The 1BL.1RS chromosomal translocation in wheat is the result of replacement of the short arm of chromosome 1B of wheat by the short arm of chromosome 1R of rye, which had been widely used as a parental line in worldwide wheat breeding, resulting in a high percentage of wheat cultivars containing this translocation. A fast and reliable approach to identify this translocation is highly desirable in modern wheat breeding.
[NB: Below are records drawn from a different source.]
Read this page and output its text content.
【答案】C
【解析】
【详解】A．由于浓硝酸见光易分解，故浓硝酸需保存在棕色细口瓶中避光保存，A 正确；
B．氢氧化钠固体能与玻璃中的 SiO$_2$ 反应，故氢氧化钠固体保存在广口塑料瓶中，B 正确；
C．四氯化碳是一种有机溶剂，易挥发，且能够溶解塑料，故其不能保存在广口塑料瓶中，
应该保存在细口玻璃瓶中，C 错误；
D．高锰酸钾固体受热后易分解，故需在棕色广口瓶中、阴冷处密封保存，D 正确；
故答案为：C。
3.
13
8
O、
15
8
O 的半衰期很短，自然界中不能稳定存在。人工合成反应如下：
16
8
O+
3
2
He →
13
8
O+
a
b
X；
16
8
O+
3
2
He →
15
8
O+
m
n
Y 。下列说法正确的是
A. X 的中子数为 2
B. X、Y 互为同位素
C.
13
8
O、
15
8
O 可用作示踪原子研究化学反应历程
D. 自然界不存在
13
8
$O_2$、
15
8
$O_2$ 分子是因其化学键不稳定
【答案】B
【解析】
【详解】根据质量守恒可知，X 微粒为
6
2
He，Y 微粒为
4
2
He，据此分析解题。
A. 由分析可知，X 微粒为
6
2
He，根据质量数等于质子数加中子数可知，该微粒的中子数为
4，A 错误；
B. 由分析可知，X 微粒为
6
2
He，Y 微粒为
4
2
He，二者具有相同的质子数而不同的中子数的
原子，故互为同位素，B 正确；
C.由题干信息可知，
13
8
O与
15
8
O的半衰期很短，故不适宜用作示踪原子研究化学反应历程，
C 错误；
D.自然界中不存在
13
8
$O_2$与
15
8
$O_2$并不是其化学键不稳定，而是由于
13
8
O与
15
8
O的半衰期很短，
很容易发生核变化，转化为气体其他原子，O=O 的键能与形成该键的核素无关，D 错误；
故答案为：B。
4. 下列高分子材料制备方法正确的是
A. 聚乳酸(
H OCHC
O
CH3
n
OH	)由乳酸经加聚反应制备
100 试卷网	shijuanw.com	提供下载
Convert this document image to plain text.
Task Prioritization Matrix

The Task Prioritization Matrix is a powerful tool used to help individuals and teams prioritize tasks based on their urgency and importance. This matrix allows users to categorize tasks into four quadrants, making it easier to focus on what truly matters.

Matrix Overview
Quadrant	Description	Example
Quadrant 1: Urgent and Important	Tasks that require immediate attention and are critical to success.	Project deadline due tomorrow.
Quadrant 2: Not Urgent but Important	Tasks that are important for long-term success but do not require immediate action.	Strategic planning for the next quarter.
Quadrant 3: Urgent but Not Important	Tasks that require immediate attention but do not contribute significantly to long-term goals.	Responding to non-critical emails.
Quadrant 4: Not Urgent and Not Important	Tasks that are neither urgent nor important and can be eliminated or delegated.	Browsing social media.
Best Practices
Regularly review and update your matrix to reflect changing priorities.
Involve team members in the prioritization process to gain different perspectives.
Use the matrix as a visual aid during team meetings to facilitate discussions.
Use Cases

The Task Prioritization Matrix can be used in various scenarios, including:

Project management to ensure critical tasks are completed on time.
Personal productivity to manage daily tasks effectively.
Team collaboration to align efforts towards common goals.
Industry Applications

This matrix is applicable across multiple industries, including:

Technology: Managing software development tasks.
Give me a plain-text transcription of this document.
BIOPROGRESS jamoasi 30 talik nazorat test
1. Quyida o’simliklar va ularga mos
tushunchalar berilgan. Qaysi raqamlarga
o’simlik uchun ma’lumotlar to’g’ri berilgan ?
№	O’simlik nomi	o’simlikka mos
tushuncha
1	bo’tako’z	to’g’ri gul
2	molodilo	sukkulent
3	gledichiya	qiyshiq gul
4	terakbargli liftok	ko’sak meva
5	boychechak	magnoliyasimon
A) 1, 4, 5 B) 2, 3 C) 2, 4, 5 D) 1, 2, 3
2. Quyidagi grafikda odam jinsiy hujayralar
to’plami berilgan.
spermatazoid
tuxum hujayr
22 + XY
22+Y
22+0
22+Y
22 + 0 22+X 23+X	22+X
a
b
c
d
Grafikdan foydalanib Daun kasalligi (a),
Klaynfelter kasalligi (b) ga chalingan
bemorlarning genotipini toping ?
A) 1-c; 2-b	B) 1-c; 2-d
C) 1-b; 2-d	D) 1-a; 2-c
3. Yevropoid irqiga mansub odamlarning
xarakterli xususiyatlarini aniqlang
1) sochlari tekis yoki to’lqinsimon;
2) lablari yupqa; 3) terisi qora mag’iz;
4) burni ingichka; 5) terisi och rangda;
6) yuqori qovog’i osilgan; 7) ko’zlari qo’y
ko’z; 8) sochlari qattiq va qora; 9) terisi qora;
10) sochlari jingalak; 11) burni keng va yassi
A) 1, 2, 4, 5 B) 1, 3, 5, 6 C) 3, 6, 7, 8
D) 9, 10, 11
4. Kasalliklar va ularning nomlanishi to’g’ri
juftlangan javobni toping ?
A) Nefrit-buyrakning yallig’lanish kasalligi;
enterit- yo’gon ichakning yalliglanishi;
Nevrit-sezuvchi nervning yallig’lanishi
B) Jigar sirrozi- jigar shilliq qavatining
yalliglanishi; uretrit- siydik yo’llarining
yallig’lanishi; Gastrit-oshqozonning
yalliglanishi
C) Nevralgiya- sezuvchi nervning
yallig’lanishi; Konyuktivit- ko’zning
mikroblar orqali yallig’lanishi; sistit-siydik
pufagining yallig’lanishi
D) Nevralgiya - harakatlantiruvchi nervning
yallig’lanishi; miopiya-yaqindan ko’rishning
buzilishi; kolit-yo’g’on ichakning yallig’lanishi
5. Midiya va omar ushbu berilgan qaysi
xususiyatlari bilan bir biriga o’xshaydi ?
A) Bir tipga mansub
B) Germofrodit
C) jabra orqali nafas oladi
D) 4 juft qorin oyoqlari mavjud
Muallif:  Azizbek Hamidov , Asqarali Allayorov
This study compared reversed-phase ultra-performance liquid chromatography (RP-UPLC), acidic polyacrylamide gel electrophoresis (A-PAGE), liquid chromatography coupled to tandem mass spectrometry (LC-MS/MS), allelic-specific PCR, and reversed-phase high-performance liquid chromatography (RP-HPLC) approaches to identify the 1BL.1RS translocation in 76 bread wheat cultivars. Two gliadin bands in the Gli-B1 region of A-PAGE separation were confirmed by LC-MS/MS to be omega secalins from the 1BL.1RS translocation, and they can be used as reliable protein markers for identifying the translocation. A few specific minor peaks eluted at 12–13 min on the RP-UPLC patterns can readily differentiate the 1BL.1RS translocation. Of the 76 wheat cultivars tested, 40 were identified as carrying the 1BL.1RS translocation by RP-UPLC, which was consistent with the results of A-PAGE, HPLC, and PCR. Compared with other established methods, RP-UPLC showed a clear advantage in fast identification of the 1BL.1RS translocation with higher reliability and lower costs, and it is therefore ideal for large-scale screening of the 1BL.1RS translocation in wheat breeding.